Just a quick reminder for everyone. It provides no performance benefit whatsoever in a typical desktop PC. In fact having it enabled usually imposes a small performance penalty, although it too is pretty small. It is only in enterprise environments, in which access patterns are far more random than in windows, and spread out all over the surface of a drive, that any real-word benefit is derived.
That comes from the Intel forum.
When I wrote my SSD guide I did point out that before buying one you should look for reviews, and look to see the SSD you want on hardware that ghosts yours as much as possible. If not you can encounter bad stuttering problems and even crashes.
So, in summation, turn off AHCI first and run it in IDE mode.
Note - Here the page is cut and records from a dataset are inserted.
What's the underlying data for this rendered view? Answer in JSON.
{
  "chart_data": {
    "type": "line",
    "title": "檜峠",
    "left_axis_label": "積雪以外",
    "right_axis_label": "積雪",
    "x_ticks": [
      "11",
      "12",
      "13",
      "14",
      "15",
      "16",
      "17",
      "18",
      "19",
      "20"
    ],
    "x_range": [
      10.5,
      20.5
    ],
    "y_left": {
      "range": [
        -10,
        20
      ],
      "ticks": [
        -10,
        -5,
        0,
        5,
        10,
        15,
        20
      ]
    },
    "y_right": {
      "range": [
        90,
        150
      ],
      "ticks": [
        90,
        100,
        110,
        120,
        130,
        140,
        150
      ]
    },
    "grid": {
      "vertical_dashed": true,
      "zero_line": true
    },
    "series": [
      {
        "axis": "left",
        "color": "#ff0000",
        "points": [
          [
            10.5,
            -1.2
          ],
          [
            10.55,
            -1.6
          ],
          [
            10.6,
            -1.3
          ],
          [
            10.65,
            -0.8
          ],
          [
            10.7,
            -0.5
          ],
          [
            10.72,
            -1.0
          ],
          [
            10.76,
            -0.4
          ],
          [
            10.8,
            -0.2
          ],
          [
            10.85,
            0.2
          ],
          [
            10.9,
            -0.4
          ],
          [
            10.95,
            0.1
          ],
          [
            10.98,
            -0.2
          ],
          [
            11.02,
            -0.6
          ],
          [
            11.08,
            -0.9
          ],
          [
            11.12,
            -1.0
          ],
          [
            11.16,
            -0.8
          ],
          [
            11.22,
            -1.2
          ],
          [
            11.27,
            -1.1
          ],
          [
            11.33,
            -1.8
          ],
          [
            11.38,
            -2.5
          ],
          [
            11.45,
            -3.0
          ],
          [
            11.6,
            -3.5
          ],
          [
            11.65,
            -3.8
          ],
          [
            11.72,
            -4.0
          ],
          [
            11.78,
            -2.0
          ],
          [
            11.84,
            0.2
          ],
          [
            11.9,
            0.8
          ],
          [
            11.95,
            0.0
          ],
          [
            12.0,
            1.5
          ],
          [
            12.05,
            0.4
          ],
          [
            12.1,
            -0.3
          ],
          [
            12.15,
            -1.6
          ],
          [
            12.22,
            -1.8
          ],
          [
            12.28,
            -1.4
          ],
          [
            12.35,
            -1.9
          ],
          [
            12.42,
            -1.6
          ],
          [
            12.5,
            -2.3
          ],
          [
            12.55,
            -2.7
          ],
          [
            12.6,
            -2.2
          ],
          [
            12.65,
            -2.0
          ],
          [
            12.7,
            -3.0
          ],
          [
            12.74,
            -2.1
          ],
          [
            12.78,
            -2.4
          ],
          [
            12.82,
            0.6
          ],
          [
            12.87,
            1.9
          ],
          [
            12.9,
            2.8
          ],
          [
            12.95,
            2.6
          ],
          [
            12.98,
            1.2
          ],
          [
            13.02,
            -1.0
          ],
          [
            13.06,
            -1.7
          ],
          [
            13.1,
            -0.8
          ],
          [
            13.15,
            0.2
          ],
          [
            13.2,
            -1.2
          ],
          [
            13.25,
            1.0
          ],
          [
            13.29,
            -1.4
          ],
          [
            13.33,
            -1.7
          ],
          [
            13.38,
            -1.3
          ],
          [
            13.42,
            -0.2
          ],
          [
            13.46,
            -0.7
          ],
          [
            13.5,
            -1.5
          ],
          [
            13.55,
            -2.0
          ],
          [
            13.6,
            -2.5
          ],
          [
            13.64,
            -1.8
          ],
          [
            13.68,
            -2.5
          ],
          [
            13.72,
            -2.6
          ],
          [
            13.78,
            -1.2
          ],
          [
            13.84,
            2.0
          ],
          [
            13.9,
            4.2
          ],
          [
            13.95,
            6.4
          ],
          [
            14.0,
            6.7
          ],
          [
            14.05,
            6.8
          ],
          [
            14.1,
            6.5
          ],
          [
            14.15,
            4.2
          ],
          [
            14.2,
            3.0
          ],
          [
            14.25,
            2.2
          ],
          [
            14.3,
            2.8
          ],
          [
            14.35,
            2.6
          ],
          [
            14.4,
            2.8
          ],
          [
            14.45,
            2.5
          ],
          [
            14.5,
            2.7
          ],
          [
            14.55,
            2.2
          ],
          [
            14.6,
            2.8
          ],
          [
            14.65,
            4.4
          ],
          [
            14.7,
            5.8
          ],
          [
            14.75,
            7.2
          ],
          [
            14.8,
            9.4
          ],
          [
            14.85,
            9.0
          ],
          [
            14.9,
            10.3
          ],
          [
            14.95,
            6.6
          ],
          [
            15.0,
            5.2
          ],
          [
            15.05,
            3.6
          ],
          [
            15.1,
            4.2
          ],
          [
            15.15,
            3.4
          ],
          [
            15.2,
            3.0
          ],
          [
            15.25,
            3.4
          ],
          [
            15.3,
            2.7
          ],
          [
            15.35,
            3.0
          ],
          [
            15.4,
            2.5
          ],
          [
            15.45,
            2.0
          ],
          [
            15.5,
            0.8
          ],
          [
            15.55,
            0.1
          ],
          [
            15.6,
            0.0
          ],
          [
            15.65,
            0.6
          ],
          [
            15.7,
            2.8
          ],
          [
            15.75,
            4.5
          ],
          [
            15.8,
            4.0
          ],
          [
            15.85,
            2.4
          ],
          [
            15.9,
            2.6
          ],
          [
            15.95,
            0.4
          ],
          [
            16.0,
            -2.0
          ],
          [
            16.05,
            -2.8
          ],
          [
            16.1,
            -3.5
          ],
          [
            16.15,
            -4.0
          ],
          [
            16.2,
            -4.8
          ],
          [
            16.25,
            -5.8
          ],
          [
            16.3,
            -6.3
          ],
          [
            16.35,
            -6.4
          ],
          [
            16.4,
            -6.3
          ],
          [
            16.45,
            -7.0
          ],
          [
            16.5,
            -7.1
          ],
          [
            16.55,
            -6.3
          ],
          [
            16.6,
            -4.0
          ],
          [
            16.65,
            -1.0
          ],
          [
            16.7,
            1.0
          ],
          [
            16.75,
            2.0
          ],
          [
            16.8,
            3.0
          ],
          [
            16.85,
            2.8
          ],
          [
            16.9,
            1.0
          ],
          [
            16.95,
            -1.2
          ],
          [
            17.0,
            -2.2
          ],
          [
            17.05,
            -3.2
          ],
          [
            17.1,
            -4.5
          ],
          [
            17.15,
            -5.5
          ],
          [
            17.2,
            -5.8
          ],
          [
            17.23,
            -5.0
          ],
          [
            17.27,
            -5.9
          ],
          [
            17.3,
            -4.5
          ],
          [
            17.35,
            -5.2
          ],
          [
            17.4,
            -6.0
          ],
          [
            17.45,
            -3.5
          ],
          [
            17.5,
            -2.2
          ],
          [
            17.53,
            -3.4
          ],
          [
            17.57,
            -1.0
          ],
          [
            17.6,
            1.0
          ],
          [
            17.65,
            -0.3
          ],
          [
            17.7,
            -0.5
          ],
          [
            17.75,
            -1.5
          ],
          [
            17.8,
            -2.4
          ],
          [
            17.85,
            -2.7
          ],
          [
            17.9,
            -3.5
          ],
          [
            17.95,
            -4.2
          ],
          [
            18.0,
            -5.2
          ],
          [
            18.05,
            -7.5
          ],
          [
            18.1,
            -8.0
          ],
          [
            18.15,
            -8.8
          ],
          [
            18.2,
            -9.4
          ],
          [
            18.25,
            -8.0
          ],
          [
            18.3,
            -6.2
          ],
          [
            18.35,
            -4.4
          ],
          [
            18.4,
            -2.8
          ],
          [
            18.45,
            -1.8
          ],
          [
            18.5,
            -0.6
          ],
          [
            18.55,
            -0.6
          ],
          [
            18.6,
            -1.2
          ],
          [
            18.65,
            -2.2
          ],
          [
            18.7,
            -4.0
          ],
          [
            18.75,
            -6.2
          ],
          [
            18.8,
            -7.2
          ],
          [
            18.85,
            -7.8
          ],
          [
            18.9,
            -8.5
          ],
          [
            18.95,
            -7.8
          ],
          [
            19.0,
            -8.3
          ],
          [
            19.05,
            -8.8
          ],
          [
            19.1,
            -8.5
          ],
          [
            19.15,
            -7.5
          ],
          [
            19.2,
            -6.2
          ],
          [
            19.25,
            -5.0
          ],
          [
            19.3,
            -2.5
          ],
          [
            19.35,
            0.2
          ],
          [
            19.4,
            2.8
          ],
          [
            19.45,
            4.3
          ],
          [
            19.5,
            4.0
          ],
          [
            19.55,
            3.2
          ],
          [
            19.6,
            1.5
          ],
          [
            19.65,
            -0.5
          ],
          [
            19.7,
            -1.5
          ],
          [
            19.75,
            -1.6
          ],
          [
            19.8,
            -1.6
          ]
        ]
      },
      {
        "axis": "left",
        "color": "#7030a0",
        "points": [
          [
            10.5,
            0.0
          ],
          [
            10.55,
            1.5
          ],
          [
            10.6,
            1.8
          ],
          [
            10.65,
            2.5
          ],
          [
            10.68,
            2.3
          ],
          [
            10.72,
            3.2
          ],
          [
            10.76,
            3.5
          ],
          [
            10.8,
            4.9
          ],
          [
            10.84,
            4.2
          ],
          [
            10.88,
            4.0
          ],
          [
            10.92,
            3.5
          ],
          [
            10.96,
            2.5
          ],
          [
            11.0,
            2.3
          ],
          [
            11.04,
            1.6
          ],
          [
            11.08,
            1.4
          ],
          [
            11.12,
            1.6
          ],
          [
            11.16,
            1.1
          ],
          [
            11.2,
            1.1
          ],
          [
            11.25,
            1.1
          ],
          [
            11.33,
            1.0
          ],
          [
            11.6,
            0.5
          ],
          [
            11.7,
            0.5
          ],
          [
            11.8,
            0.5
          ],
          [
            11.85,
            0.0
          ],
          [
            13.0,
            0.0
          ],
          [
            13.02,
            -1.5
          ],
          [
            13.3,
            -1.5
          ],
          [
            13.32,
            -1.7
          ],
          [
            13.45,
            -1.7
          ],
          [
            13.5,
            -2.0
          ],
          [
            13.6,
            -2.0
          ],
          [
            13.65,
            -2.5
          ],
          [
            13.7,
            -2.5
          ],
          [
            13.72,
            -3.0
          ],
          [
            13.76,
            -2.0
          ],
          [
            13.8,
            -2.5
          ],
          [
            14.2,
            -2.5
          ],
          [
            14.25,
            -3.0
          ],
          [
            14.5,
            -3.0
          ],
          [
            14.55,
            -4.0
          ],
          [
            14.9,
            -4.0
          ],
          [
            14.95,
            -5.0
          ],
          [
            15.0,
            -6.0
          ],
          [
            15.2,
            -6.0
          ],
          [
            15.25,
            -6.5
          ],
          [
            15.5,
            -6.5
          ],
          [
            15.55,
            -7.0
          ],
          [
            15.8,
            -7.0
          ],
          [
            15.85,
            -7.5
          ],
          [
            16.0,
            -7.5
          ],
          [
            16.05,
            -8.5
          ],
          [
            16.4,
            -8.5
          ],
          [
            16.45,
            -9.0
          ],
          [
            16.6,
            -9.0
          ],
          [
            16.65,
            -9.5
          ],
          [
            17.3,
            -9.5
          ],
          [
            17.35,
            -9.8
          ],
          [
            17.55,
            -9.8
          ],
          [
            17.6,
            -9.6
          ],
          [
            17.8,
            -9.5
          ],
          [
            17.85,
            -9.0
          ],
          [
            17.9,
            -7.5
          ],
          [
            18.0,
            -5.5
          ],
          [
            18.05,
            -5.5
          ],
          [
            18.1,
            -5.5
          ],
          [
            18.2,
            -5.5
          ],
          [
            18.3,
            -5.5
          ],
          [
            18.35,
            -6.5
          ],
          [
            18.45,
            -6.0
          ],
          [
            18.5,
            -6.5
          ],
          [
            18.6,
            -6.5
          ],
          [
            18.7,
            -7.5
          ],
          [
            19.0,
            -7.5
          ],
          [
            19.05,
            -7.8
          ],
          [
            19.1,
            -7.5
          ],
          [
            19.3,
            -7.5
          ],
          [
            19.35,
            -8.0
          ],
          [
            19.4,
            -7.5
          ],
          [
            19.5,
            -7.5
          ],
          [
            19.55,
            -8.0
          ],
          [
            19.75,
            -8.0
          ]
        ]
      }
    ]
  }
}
If that doesn't sort your problem then attempt flashing it.
ocz give u a flashing tool which is ment to do it for you i followed the guide they give you but it still wont update.
I've seen that too, personally. When I tried to flash TRIM firmware onto my Corsair SSD I was warned that it may not work, or, kill the drive. Corsair said if that happened to send it back to them for RMA.
And sure as eggs, it refused to flash. It found it OK, but no dice on the flash. In the end I had to unplug every other drive, run the flash from a USB stick and it finally went on. My specific chipset (an AMD) seemed to be a bit ropey for flashing it. This was the reason why Corsair held back the firmware for so long. Mostly because it was very hit and miss and they were trying to get it perfect before releasing. People kept complaining though so they finally just let people try.